#  > > >  >  > Форум >  > > >  >  > Информация >  > > >  >  > Новости книгоиздания >  > > >  >  >  Меченная. Ани Чоинг

## Поляков

Вышла новая книга Ани Чоинг "Меченная" 

М.: РИПОЛ классик, 2010
60 x 90 1/16, 7000 экз., 240 стр., мягкий переплет, суперобложка
Перевод с французского Е. И. Колябиной

Совсем маленькой девочкой Ани Чоинг Дролма — обитательница непальского монастыря, известная сегодня во всем мире под именем "поющей монахини", которая прославилась своим завораживающим голосом и особой манерой исполнения традиционных тибетских мантр и песнопений, столкнулась с жестокостью и несправедливостью.
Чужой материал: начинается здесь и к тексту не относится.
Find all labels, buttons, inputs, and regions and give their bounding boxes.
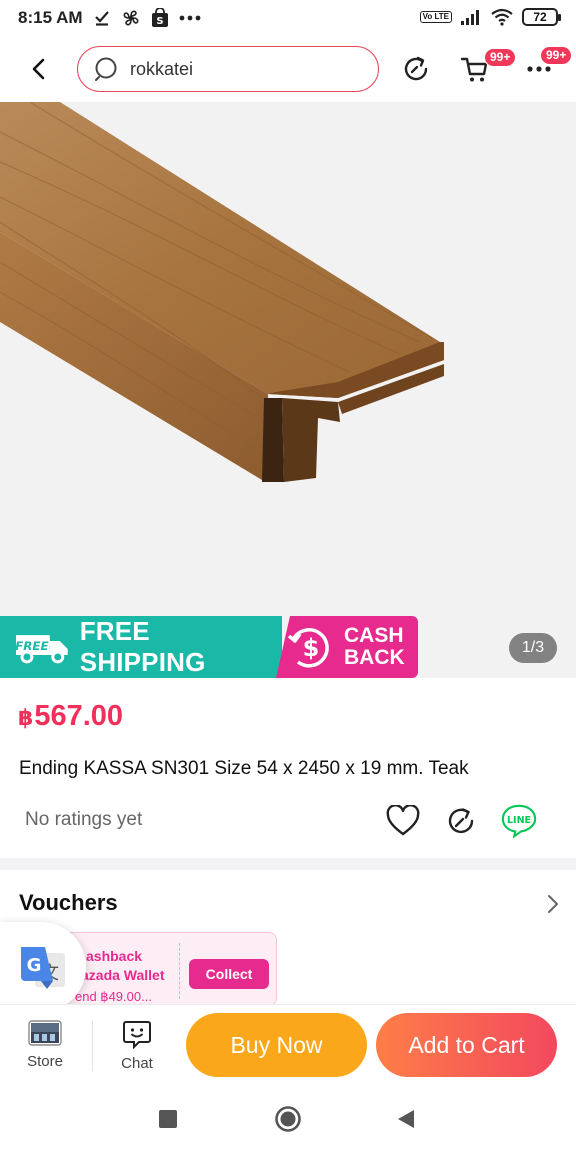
more-icon xyxy=(527,66,551,72)
buy-now-button[interactable]: Buy Now xyxy=(186,1013,367,1077)
svg-text:G: G xyxy=(27,955,42,976)
delivery-truck-icon: FREE xyxy=(15,635,68,664)
battery-level: 72 xyxy=(533,10,547,24)
chevron-right-icon xyxy=(548,895,558,913)
cart-button[interactable]: 99+ xyxy=(458,48,517,86)
back-button[interactable] xyxy=(22,52,56,86)
cashback-badge: $ CASH BACK xyxy=(276,616,418,678)
voucher-line1: ashback xyxy=(86,948,143,964)
line-share-icon: LINE xyxy=(501,804,537,839)
wishlist-button[interactable] xyxy=(384,802,422,840)
store-icon xyxy=(28,1020,62,1046)
price-value: 567.00 xyxy=(34,700,124,732)
heart-icon xyxy=(386,805,420,836)
chat-tab[interactable]: Chat xyxy=(107,1019,167,1072)
vouchers-more-button[interactable] xyxy=(540,892,564,916)
ratings-text[interactable]: No ratings yet xyxy=(25,809,142,831)
status-right-icons: Vo LTE 72 xyxy=(419,8,561,26)
cashback-label: CASH BACK xyxy=(344,625,405,669)
cart-badge: 99+ xyxy=(484,48,517,67)
home-button[interactable] xyxy=(273,1104,303,1134)
signal-icon xyxy=(461,10,479,25)
free-shipping-label: FREE SHIPPING xyxy=(79,616,206,677)
tab-divider xyxy=(92,1021,93,1071)
free-icon-text: FREE xyxy=(15,639,49,653)
gallery-page-indicator: 1/3 xyxy=(509,633,557,663)
line-share-button[interactable]: LINE xyxy=(500,802,538,840)
svg-text:$: $ xyxy=(303,634,320,662)
chevron-left-icon xyxy=(32,58,45,80)
download-done-icon xyxy=(94,11,109,26)
system-back-button[interactable] xyxy=(391,1104,421,1134)
cashback-line2: BACK xyxy=(344,646,405,669)
voucher-divider xyxy=(179,943,180,999)
add-to-cart-button[interactable]: Add to Cart xyxy=(376,1013,557,1077)
google-translate-icon: 文 G xyxy=(21,947,65,989)
square-icon xyxy=(159,1110,177,1128)
store-tab[interactable]: Store xyxy=(15,1019,75,1070)
svg-text:S: S xyxy=(156,16,163,27)
cashback-coin-icon: $ xyxy=(287,628,329,668)
share-icon xyxy=(448,808,474,834)
wood-trim-image xyxy=(0,102,444,482)
product-title: Ending KASSA SN301 Size 54 x 2450 x 19 m… xyxy=(19,758,469,779)
voucher-line3: end ฿49.00... xyxy=(75,989,152,1004)
shopee-bag-icon: S xyxy=(151,8,168,27)
cashback-line1: CASH xyxy=(344,624,404,647)
chat-icon xyxy=(123,1021,151,1049)
search-value: rokkatei xyxy=(130,58,194,79)
header: rokkatei 99+ 99+ xyxy=(0,40,576,98)
product-image[interactable] xyxy=(0,102,576,678)
product-price: ฿ 567.00 xyxy=(18,700,123,733)
status-bar: 8:15 AM S Vo LTE 72 xyxy=(0,0,576,36)
price-currency: ฿ xyxy=(18,705,34,730)
vouchers-title: Vouchers xyxy=(19,890,118,915)
status-left-icons: S xyxy=(93,8,201,28)
bottom-action-bar: Store Chat Buy Now Add to Cart xyxy=(0,1004,576,1084)
chat-label: Chat xyxy=(121,1055,153,1072)
circle-home-icon xyxy=(275,1106,301,1132)
more-badge: 99+ xyxy=(540,46,573,65)
more-button[interactable]: 99+ xyxy=(522,46,573,86)
wifi-icon xyxy=(491,8,513,26)
store-label: Store xyxy=(27,1053,63,1070)
pinwheel-icon xyxy=(123,10,139,26)
volte-icon: Vo LTE xyxy=(419,11,452,23)
svg-text:LINE: LINE xyxy=(507,815,531,826)
battery-indicator: 72 xyxy=(522,8,561,26)
translate-button[interactable]: 文 G xyxy=(0,922,86,1012)
recents-button[interactable] xyxy=(153,1104,183,1134)
voucher-line2: azada Wallet xyxy=(81,967,165,983)
search-input[interactable]: rokkatei xyxy=(77,46,379,92)
section-divider xyxy=(0,858,576,870)
search-icon xyxy=(95,57,117,81)
more-notifications-icon xyxy=(179,15,200,21)
status-time: 8:15 AM xyxy=(18,8,83,27)
collect-button[interactable]: Collect xyxy=(189,959,269,989)
history-button[interactable] xyxy=(399,52,433,86)
share-button[interactable] xyxy=(442,802,480,840)
system-nav-bar xyxy=(0,1084,576,1152)
promo-banner: FREE FREE SHIPPING $ CASH BACK xyxy=(0,616,418,678)
history-icon xyxy=(404,56,428,81)
triangle-back-icon xyxy=(398,1110,414,1128)
free-shipping-badge: FREE FREE SHIPPING xyxy=(0,616,282,678)
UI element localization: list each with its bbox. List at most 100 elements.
Человеком, который принес зло в жизнь маленькой Ани, был ее отец. Он, пьющий и недалекий, с самого раннего детства словно стремился уничтожить собственную нелюбимую дочь, почти ежедневно унижая и избивая ее. Девочке пришлось пройти через страшные испытания, через боль побоев, муку обид и потерь, прежде чем она поняла, что должна пойти по жизни не дорогой ненависти, а дорогой добра и любви.



Ознакомиться с содержанием и заказать книгу: http://dharma.ru/details/2476

----------

Galina (30.08.2012), Joy (08.12.2010), Zosia (01.09.2012), Марина В (06.12.2010), Митару (07.12.2010), Цхултрим Тращи (07.12.2010)

----------


## Джигме

Книга то о чем?

----------


## Алексей Шумилин

> Книга то о чем?


догадайтесь)

----------


## Майя П

> Книга то о чем?


Буддийская звезда Ани Чоинг Дролма

Ани Чоинг Дролма – самая известная «поющая монахиня», родившаяся в семье бедных тибетских беженцев. Ее стремительное превращение из жертвы домашнего насилия во всемирно известную певицу было сенсационным. Скоро в России выйдет автобиографическая книга Ани Чоинг Дролма «Так поет свобода» (в русской версии – «Меченая»). Книга произвела фурор во Франции, была опубликована в десятках других стран. Английский перевод вышел в свет в июне 2009 года в Австралии и Новой Зеландии. Успех этой книги- автобиографии – в шокирующей откровенности. Сама Ани Чоинг Дролма призналась, что писала книгу не сама: «За техническую часть отвечал писатель, которому я рассказывала мою историю».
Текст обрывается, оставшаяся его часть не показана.